If you guys can forgive me for a moment I'm going to be serious. Yes I know it's rare but I'm feeling old and introspective. When I was 13 years old and my little sister 8, our parents sent us away to Florida for what seemed like two months though I'm sure it was more like two weeks (which is a long time for my grandparents to put up with us. Perhaps they were more patient than I remember). This was right before my older brother moved back in after living in Colorado for a couple years. Which means they had several weeks childless...hmmm another piece of the puzzle falls into place.
In any case after wWe drove up from Florida to New York to meet my parents. I believe somewhere outside of D.C. While there we did the normal hajj-like visit to the Mall separating the Washington Monument from the Lincoln Memorial. This was before the WWII memorial was put in mind you.
As I might have mentioned, this is a place of innate holiness to most Americans. The museums, monuments, and memorials of the D.C. area connect us with our common heritage and experience. That most of this heritage was tempered in the furnace of war might explain much of our foreign policy and the fratricidal rage that's destroying our political system. But I digress.

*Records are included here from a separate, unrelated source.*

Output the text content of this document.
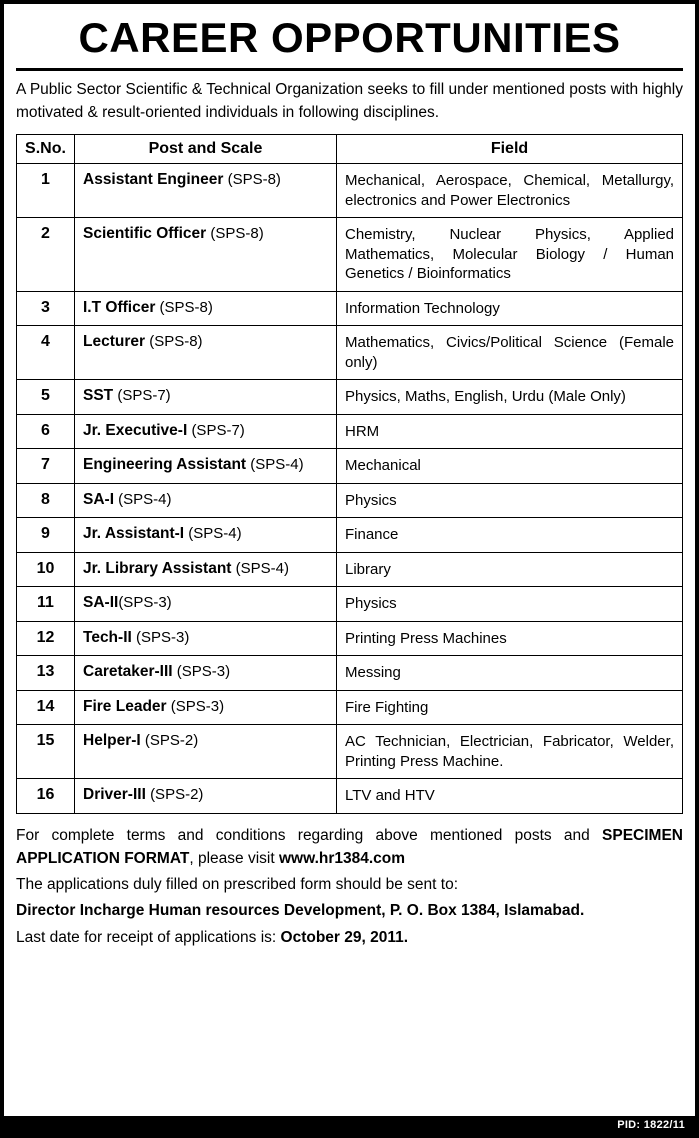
CAREER OPPORTUNITIES

A Public Sector Scientific & Technical Organization seeks to fill under mentioned posts with highly motivated & result-oriented individuals in following disciplines.

S.No.	Post and Scale	Field
1	Assistant Engineer (SPS-8)	Mechanical, Aerospace, Chemical, Metallurgy, electronics and Power Electronics
2	Scientific Officer (SPS-8)	Chemistry, Nuclear Physics, Applied Mathematics, Molecular Biology / Human Genetics / Bioinformatics
3	I.T Officer (SPS-8)	Information Technology
4	Lecturer (SPS-8)	Mathematics, Civics/Political Science (Female only)
5	SST (SPS-7)	Physics, Maths, English, Urdu (Male Only)
6	Jr. Executive-I (SPS-7)	HRM
7	Engineering Assistant (SPS-4)	Mechanical
8	SA-I (SPS-4)	Physics
9	Jr. Assistant-I (SPS-4)	Finance
10	Jr. Library Assistant (SPS-4)	Library
11	SA-II(SPS-3)	Physics
12	Tech-II (SPS-3)	Printing Press Machines
13	Caretaker-III (SPS-3)	Messing
14	Fire Leader (SPS-3)	Fire Fighting
15	Helper-I (SPS-2)	AC Technician, Electrician, Fabricator, Welder, Printing Press Machine.
16	Driver-III (SPS-2)	LTV and HTV

For complete terms and conditions regarding above mentioned posts and SPECIMEN APPLICATION FORMAT, please visit www.hr1384.com

The applications duly filled on prescribed form should be sent to:

Director Incharge Human resources Development, P. O. Box 1384, Islamabad.

Last date for receipt of applications is: October 29, 2011.

PID: 1822/11
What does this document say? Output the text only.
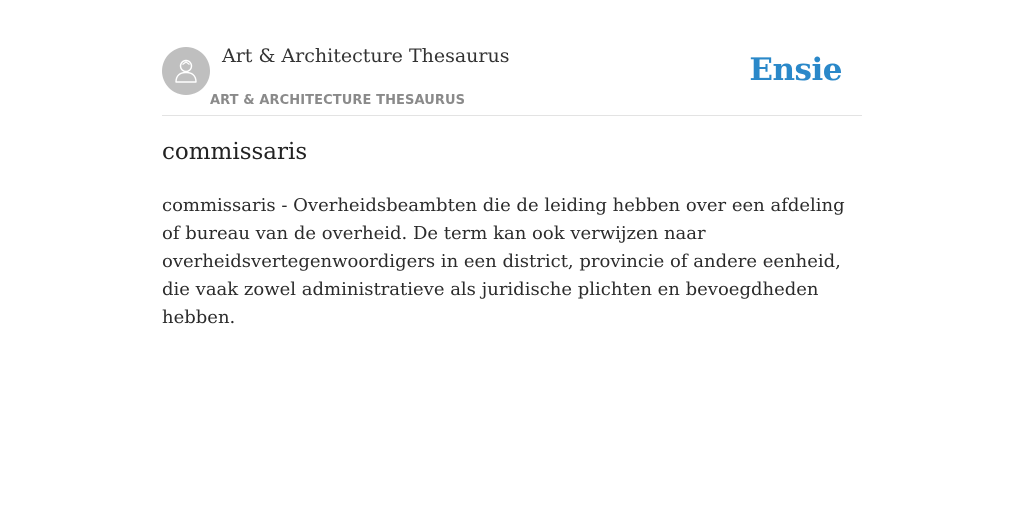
Art & Architecture Thesaurus
ART & ARCHITECTURE THESAURUS
Ensie
commissaris

commissaris - Overheidsbeambten die de leiding hebben over een afdeling of bureau van de overheid. De term kan ook verwijzen naar overheidsvertegenwoordigers in een district, provincie of andere eenheid, die vaak zowel administratieve als juridische plichten en bevoegdheden hebben.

When compared to the beauty and grandeur of the new World War II memorial, which by its very architecture insuates that it was the last Just war, the Vietnam memorial is a simple, moving, and stunning critique of an unjust conflict. Carved in black rock are the names of all the men who died in a conflict, which based on the starkness of the memorial, seemingly had no utility but as a killing field. Of course being the brilliant mind you all know and love, I internalized all of this as a 13 year old.
Okay maybe not. In fact I remember that I stood there bored out of my mind with the lines at this memorial and the lack of interesting reading (I was already a museum nerd). That said I noticed something odd. My parents reaching out and touching names on the wall. My mother crying and my dad more stoic than usual. I didn't understand it all then, but I did understand that this was holy land. This was the type of place that could move men's souls to the very core.
There are places like this for people of every stripe. One of the difficulties that divides humanity is finding solace in places that don't have an intrinsic tie to your own culture or beliefs. I suppose that's why Jerusalem will never be at peace because it's intrinsically holy to too many people. That said I think all the monuments constructed to help man reach the ineffable have their place and are part of our common heritage. It's just for us to realize it.